# Quickstart

[![Open In Colab](https://colab.research.google.com/assets/colab-badge.svg)](https://colab.research.google.com/github/cbouy/mols2grid/blob/master/docs/notebooks/quickstart.ipynb)

The easiest way to use mols2grid is through the `mols2grid.display` function. The input can be a DataFrame, a list of RDKit molecules, or an SDFile.

In [None]:
# uncomment and run if you're on Google Colab
# !pip install rdkit mols2grid
# !wget https://raw.githubusercontent.com/rdkit/rdkit/master/Docs/Book/data/solubility.test.sdf

In [None]:
from pathlib import Path

from rdkit import RDConfig

import mols2grid


SDF_FILE = (
    f"{RDConfig.RDDocsDir}/Book/data/solubility.test.sdf"
    if Path(RDConfig.RDDocsDir).is_dir()
    else "solubility.test.sdf"
)

Let's start with an SDFile (`.sdf` and `.sdf.gz` are both supported):

In [None]:
mols2grid.display(SDF_FILE)

From this interface, you can:

- Make simple text searches using the searchbar on the bottom right
- Make substructure queries by clicking on 🔎 > SMARTS and typing in the searchbar
- Sort molecules by clicking on `Sort by` and selecting a field (click again to reverse the order)
- Select a couple of molecules (click on the checkbox) and then export the selection to a SMILES or CSV file, or directly to the clipboard (this last functionality might be blocked depending on how you are running the notebook)

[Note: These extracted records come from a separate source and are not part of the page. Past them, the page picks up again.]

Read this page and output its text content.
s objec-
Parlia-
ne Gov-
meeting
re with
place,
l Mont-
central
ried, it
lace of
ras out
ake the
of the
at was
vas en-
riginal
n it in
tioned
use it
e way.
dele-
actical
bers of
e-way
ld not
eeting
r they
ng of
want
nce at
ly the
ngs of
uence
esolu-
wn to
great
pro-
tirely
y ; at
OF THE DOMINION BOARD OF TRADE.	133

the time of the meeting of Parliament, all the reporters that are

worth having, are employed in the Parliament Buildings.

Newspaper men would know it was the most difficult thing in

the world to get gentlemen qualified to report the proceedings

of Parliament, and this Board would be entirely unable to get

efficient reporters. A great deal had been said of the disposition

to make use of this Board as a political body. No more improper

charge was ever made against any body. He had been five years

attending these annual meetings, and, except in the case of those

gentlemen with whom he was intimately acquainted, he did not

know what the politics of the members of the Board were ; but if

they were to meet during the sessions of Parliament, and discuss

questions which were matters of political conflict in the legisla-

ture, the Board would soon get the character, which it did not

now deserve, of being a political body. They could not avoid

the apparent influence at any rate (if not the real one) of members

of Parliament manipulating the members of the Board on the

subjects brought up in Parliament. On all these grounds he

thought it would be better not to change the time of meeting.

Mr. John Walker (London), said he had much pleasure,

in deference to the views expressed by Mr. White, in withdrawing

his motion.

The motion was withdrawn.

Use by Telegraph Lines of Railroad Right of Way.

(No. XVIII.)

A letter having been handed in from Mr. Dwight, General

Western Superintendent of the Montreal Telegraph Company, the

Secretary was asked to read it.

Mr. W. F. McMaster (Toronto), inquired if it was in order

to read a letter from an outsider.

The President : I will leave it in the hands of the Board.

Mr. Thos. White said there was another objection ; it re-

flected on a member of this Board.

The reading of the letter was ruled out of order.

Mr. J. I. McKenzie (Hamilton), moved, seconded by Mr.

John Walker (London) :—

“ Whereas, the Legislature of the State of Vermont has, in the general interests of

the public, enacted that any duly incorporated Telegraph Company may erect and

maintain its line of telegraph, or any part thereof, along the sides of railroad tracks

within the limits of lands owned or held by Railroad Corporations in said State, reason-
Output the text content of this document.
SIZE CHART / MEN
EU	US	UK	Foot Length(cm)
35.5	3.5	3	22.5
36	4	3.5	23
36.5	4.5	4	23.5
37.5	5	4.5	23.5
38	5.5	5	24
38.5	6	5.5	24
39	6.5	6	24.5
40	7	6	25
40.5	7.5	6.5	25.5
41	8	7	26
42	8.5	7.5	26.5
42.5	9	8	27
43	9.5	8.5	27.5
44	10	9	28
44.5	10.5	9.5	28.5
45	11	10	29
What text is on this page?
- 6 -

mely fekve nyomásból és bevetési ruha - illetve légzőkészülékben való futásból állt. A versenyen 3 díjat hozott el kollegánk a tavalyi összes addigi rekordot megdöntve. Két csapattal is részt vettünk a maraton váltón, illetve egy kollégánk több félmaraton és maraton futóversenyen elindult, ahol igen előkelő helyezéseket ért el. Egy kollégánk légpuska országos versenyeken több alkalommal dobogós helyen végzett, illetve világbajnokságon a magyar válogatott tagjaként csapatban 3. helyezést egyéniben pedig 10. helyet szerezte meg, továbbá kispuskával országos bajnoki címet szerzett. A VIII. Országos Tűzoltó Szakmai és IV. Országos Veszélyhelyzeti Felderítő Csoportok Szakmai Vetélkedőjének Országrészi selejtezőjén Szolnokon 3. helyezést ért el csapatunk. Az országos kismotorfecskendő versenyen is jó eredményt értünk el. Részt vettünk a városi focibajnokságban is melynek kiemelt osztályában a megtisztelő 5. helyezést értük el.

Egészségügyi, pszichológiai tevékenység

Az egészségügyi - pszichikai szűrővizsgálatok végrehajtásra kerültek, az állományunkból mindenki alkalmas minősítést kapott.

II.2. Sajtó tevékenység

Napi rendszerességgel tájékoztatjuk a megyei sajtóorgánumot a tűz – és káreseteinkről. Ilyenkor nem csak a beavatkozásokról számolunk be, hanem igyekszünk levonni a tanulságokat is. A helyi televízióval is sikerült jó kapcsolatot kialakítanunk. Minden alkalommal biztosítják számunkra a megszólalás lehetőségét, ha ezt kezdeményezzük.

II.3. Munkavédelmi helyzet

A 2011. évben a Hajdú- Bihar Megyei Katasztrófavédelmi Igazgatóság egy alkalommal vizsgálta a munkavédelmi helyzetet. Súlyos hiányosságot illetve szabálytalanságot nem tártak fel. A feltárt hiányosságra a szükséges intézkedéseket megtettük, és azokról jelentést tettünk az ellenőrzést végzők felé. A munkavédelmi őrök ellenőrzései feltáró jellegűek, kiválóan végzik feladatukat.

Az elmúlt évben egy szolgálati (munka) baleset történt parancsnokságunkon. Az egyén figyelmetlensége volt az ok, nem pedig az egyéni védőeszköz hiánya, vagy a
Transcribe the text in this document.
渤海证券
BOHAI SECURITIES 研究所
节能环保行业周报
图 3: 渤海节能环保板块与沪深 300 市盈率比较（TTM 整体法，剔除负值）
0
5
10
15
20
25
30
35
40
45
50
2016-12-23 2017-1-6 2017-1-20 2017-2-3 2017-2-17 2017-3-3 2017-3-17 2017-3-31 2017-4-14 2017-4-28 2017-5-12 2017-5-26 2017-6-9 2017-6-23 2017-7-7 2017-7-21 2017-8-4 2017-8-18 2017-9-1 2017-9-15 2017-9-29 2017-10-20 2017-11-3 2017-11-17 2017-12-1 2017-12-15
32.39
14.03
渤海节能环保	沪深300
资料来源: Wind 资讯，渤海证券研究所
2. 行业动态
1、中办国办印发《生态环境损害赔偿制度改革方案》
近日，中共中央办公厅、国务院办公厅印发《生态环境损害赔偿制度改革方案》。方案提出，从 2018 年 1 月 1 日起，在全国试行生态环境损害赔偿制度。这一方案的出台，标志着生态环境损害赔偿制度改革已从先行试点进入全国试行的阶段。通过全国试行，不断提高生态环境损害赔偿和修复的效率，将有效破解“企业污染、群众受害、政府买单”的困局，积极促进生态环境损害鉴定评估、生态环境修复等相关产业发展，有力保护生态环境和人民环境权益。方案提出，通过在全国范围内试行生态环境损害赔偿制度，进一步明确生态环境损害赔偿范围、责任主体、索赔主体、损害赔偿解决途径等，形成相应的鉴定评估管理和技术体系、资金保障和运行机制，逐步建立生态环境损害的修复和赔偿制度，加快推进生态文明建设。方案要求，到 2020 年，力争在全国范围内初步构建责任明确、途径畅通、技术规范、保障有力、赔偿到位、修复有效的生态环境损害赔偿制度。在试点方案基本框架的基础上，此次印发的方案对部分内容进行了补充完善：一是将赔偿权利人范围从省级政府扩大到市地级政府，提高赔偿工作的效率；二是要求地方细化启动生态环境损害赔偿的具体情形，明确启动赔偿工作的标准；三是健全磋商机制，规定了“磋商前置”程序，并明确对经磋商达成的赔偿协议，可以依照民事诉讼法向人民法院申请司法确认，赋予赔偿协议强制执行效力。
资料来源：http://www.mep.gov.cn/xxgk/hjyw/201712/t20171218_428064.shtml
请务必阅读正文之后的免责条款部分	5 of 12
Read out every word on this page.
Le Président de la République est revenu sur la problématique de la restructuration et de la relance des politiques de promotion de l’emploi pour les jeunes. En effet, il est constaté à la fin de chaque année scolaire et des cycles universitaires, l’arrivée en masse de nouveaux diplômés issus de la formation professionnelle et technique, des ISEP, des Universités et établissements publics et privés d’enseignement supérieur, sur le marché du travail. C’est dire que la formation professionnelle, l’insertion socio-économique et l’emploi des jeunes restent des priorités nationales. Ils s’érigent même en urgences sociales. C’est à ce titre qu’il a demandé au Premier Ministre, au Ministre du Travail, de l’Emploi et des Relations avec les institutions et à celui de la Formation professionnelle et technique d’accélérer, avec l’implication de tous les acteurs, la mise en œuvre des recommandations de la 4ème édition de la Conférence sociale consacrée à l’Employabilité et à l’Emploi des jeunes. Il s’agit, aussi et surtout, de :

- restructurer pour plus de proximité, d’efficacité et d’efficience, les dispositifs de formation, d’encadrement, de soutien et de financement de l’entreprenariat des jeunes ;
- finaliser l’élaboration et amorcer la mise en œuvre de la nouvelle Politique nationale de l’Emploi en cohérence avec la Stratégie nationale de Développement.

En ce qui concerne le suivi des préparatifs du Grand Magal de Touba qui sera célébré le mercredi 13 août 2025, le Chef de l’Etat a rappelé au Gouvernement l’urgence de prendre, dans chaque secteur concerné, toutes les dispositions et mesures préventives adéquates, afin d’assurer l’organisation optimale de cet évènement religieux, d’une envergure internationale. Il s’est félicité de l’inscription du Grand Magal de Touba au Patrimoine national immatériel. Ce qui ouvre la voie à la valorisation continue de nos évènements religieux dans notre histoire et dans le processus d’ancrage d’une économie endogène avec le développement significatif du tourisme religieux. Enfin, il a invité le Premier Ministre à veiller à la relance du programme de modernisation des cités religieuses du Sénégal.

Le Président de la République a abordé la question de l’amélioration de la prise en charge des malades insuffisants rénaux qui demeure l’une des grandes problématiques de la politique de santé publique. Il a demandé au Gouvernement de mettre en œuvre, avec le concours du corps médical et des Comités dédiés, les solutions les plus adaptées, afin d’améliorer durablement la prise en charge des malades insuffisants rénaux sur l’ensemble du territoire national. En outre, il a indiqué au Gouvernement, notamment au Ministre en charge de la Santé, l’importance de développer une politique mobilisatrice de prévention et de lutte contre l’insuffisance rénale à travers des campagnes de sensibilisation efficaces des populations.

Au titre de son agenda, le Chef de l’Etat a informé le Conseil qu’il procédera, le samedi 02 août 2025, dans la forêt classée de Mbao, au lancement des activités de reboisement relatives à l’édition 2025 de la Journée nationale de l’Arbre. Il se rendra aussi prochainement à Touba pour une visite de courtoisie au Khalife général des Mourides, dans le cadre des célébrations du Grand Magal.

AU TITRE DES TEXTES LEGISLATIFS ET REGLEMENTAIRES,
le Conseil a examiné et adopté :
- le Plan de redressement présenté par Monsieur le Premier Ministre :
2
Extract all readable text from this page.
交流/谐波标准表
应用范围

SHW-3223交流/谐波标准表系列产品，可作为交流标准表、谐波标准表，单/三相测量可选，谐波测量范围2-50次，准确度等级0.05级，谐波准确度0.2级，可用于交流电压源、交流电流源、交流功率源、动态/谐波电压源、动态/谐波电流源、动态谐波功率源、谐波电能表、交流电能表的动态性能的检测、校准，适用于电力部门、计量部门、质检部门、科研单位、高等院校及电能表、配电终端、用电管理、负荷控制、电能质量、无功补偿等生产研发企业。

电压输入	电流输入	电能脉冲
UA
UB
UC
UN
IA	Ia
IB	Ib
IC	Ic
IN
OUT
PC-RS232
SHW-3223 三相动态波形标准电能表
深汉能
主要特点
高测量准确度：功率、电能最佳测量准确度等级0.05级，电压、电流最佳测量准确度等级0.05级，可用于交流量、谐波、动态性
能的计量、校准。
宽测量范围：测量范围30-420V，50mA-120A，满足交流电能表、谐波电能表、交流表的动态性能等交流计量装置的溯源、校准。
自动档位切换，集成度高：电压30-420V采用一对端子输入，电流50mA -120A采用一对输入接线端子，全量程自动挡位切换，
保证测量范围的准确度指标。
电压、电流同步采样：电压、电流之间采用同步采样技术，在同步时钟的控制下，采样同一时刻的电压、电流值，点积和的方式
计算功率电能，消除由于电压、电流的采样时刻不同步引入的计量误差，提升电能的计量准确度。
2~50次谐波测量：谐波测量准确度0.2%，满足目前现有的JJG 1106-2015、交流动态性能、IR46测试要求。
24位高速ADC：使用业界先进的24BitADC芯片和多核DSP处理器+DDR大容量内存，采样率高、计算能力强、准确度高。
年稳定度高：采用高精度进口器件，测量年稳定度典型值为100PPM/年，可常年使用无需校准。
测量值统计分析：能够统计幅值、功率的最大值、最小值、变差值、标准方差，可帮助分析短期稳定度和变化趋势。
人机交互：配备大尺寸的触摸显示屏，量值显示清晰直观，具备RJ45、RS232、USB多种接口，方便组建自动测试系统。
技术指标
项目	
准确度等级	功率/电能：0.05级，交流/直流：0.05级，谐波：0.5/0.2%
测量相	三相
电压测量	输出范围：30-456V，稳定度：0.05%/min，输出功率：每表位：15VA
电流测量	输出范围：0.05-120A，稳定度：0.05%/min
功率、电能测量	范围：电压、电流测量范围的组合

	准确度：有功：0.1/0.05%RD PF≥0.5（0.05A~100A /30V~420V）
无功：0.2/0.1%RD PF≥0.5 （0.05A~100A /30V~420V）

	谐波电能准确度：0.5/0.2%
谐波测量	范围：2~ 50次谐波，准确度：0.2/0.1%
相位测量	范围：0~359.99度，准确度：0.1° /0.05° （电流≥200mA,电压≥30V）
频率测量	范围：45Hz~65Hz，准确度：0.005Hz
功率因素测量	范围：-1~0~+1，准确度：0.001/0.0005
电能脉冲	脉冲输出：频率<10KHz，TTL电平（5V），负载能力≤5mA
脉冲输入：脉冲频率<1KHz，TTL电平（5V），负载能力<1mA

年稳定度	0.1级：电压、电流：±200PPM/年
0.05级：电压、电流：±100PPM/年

We can also use a pandas DataFrame as input, containing a column of RDKit molecules (specified using `mol_col=...`) or SMILES strings (specified using `smiles_col=...`):

In [None]:
df = mols2grid.sdf_to_dataframe(SDF_FILE)
subset_df = df.sample(50, random_state=0xac1d1c)
mols2grid.display(subset_df, mol_col="mol")

Finally, we can also use a list of RDKit molecules:

In [None]:
mols = subset_df["mol"].to_list()
mols2grid.display(mols)

But the main point of mols2grid is that the widget let's you access your selections from Python afterwards:

In [None]:
mols2grid.get_selection()

If you were using a DataFrame, you can get the subset corresponding to your selection with:

In [None]:
df.iloc[list(mols2grid.get_selection().keys())]

Finally, you can save the grid as a standalone HTML document. Simply replace `display` by `save` and add the path to the output file with `output="path/to/molecules.html"`

In [None]:
mols2grid.save(mols, output="quickstart-grid.html")